The topic of the Master’s thesis project and the case study will be selected by students in consultation with supervisors and the examiner at SLU.

The course comprises training in collaboration, project management and process facilitation between different stakeholders in dynamic surroundings. The course is divided into two parts:

Part 1 "Systems of knowledge and learning" includes:
- Different approaches to knowledge such as scientific knowledge, rural (popular) knowledge based on experience and cultural knowledge.

- Approaches to share and gain knowledge such as transfer of knowledge, experiential learning/learning in action and introspective and third loop learning.

- Scientific knowledge traditions and rationalities such as social science, natural science, interdisciplinarity, multidisciplinarity and transdisciplinarity.

- Rural peoples’ knowledge and rationalities.

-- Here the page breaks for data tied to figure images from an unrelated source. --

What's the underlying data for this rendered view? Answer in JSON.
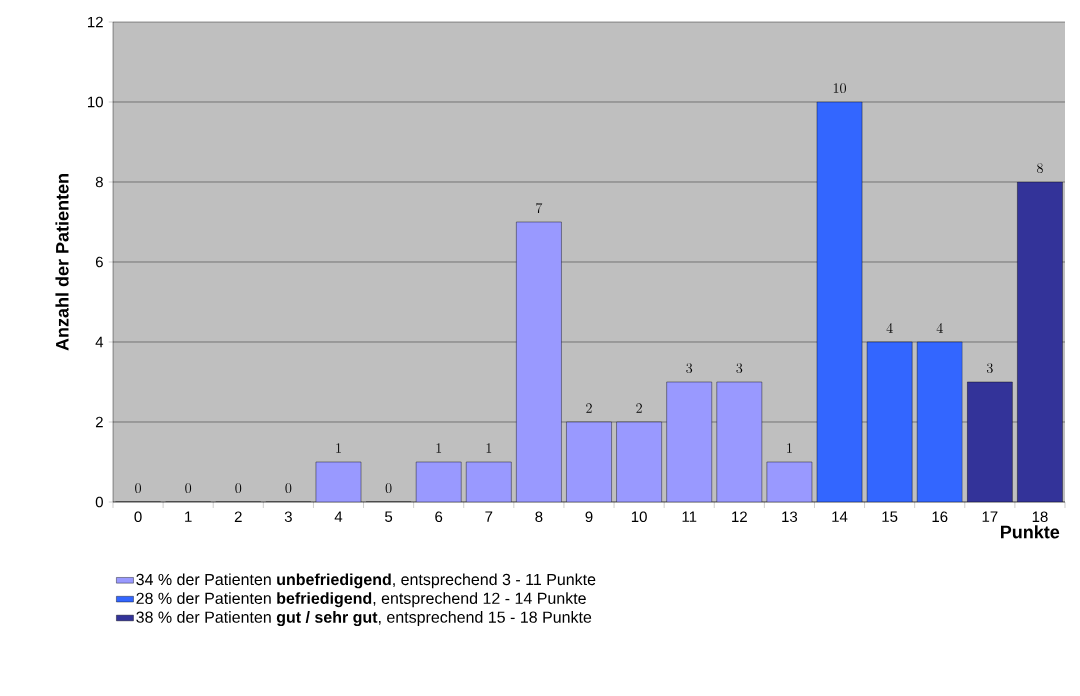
{
  "chart_data": {
    "type": "bar",
    "xlabel": "Punkte",
    "ylabel": "Anzahl der Patienten",
    "categories": [
      "0",
      "1",
      "2",
      "3",
      "4",
      "5",
      "6",
      "7",
      "8",
      "9",
      "10",
      "11",
      "12",
      "13",
      "14",
      "15",
      "16",
      "17",
      "18"
    ],
    "series": [
      {
        "name": "34 % der Patienten **unbefriedigend**, entsprechend 3 - 11  Punkte",
        "color": "#9999ff",
        "values": [
          0,
          0,
          0,
          0,
          1,
          0,
          1,
          1,
          7,
          2,
          2,
          3,
          3,
          1,
          null,
          null,
          null,
          null,
          null
        ]
      },
      {
        "name": "28 % der Patienten **befriedigend**, entsprechend 12 - 14 Punkte",
        "color": "#3366ff",
        "values": [
          null,
          null,
          null,
          null,
          null,
          null,
          null,
          null,
          null,
          null,
          null,
          null,
          null,
          null,
          10,
          4,
          4,
          null,
          null
        ]
      },
      {
        "name": "38 % der Patienten **gut / sehr gut**, entsprechend 15 - 18 Punkte",
        "color": "#333399",
        "values": [
          null,
          null,
          null,
          null,
          null,
          null,
          null,
          null,
          null,
          null,
          null,
          null,
          null,
          null,
          null,
          null,
          null,
          3,
          8
        ]
      }
    ],
    "ylim": [
      0,
      12
    ],
    "yticks": [
      0,
      2,
      4,
      6,
      8,
      10,
      12
    ],
    "grid": "y",
    "data_labels": true,
    "legend": "bottom"
  }
}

- Methods and tools for learning and knowledge generation such as quantitative science methods, qualitative science methods, PLAR (Participatory Learning and Action Research) methods, experiential learning.

Part 2 "Project Management and Process Facilitation" includes:
- Understanding of basic similarities and differences between a project and a process and of how to carry out management and facilitation.

- Theory on project management and process facilitation, including planning and decision-making, collaboration and group dynamics, conflicts and conflict management, documentation, monitoring, evaluation and reporting.

- Farmers’ perspectives on projects.

- Organisational project and process views, including the roles of a project leader and a facilitator.